Holographic entanglement negativity and replica symmetry breaking
- URL: http://arxiv.org/abs/2101.11029v2
- Date: Mon, 7 Jun 2021 07:54:03 GMT
- Title: Holographic entanglement negativity and replica symmetry breaking
- Authors: Xi Dong and Xiao-Liang Qi and Michael Walter
- Abstract summary: We discuss the properties of the associated entanglement negativity and its R'enyi generalizations in holographic duality.
We find that R'enyi negativities are often dominated by bulk solutions that break the replica symmetry.
- Score: 1.3807918535446089
- License: http://arxiv.org/licenses/nonexclusive-distrib/1.0/
- Abstract: Since the work of Ryu and Takayanagi, deep connections between quantum
entanglement and spacetime geometry have been revealed.
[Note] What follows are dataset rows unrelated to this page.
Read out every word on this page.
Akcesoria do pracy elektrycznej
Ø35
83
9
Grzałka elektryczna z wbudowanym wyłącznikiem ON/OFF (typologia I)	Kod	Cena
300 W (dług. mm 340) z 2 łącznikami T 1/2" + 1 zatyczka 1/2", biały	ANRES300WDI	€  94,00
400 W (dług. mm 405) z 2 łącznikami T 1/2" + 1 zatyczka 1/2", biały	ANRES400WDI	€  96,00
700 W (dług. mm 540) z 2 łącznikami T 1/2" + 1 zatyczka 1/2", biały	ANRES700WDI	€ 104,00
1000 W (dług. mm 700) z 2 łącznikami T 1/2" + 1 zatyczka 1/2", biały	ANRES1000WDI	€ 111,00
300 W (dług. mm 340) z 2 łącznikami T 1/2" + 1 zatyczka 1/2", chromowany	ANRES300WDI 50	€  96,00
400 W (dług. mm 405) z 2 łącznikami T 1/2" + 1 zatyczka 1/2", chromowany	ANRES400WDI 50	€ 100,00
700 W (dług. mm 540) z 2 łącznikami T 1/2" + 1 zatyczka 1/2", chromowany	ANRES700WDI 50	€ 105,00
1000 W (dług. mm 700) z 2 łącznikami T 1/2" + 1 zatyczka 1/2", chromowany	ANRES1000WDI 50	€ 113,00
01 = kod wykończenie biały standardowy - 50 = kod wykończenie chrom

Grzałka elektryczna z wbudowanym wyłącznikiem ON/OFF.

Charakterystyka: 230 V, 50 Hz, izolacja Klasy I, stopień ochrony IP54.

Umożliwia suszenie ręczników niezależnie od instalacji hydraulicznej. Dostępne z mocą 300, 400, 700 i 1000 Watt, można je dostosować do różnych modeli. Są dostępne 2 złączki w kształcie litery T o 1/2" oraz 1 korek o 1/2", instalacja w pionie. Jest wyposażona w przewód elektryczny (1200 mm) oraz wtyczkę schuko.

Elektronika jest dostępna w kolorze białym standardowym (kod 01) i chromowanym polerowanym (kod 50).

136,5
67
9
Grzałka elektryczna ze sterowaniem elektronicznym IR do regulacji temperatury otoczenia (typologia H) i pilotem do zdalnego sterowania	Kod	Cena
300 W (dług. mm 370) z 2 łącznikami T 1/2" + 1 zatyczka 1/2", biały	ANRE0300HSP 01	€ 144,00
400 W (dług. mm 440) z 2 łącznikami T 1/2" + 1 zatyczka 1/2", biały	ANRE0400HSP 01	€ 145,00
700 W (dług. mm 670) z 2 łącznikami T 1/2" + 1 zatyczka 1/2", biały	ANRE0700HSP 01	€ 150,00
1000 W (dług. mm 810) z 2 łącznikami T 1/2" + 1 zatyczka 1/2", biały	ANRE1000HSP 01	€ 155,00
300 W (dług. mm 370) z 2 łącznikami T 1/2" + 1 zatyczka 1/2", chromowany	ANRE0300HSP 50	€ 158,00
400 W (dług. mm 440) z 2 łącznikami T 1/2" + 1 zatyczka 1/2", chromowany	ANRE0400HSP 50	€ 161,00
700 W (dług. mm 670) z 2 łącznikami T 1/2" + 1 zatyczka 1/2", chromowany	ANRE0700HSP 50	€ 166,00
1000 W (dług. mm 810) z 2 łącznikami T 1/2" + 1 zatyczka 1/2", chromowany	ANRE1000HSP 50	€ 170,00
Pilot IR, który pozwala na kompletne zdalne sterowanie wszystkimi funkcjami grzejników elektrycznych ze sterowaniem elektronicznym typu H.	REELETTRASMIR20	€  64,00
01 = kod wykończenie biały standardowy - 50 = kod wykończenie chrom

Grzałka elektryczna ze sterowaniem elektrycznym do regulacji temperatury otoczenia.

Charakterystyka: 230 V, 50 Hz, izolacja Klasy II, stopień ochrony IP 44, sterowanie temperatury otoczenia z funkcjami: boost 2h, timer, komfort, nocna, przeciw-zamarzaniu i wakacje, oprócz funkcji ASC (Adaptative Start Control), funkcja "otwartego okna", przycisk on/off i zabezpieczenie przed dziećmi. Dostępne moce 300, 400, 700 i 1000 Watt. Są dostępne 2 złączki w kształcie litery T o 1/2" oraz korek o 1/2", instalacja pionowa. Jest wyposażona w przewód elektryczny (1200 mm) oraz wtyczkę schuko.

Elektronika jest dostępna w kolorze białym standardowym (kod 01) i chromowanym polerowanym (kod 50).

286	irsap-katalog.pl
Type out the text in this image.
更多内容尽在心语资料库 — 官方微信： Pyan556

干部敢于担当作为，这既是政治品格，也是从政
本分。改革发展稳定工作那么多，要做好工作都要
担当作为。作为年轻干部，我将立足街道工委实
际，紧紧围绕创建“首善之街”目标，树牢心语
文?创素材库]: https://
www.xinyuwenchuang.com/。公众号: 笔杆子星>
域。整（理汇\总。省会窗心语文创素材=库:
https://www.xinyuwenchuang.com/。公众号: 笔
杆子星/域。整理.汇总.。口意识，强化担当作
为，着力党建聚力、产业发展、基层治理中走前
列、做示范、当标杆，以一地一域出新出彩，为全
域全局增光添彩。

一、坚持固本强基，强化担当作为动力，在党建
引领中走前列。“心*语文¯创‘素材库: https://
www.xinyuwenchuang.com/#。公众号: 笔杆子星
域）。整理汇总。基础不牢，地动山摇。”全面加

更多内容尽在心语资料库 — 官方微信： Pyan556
The negative
eigenvalues of the partial transpose of a bipartite density operator is a
useful diagnostic of entanglement. In this paper, we discuss the properties of
the associated entanglement negativity and its R\'enyi generalizations in
holographic duality. We first review the definition of the R\'enyi
negativities, which contain the familiar logarithmic negativity as a special
case. We then study these quantities in the random tensor network model and
rigorously derive their large bond dimension asymptotics. Finally, we study
entanglement negativity in holographic theories with a gravity dual, where we
find that R\'enyi negativities are often dominated by bulk solutions that break
the replica symmetry. From these replica symmetry breaking solutions, we derive
general expressions for R\'enyi negativities and their special limits including
the logarithmic negativity. In fixed-area states, these general expressions
simplify dramatically and agree precisely with our results in the random tensor
network model. This provides a concrete setting for further studying the
implications of replica symmetry breaking in holography.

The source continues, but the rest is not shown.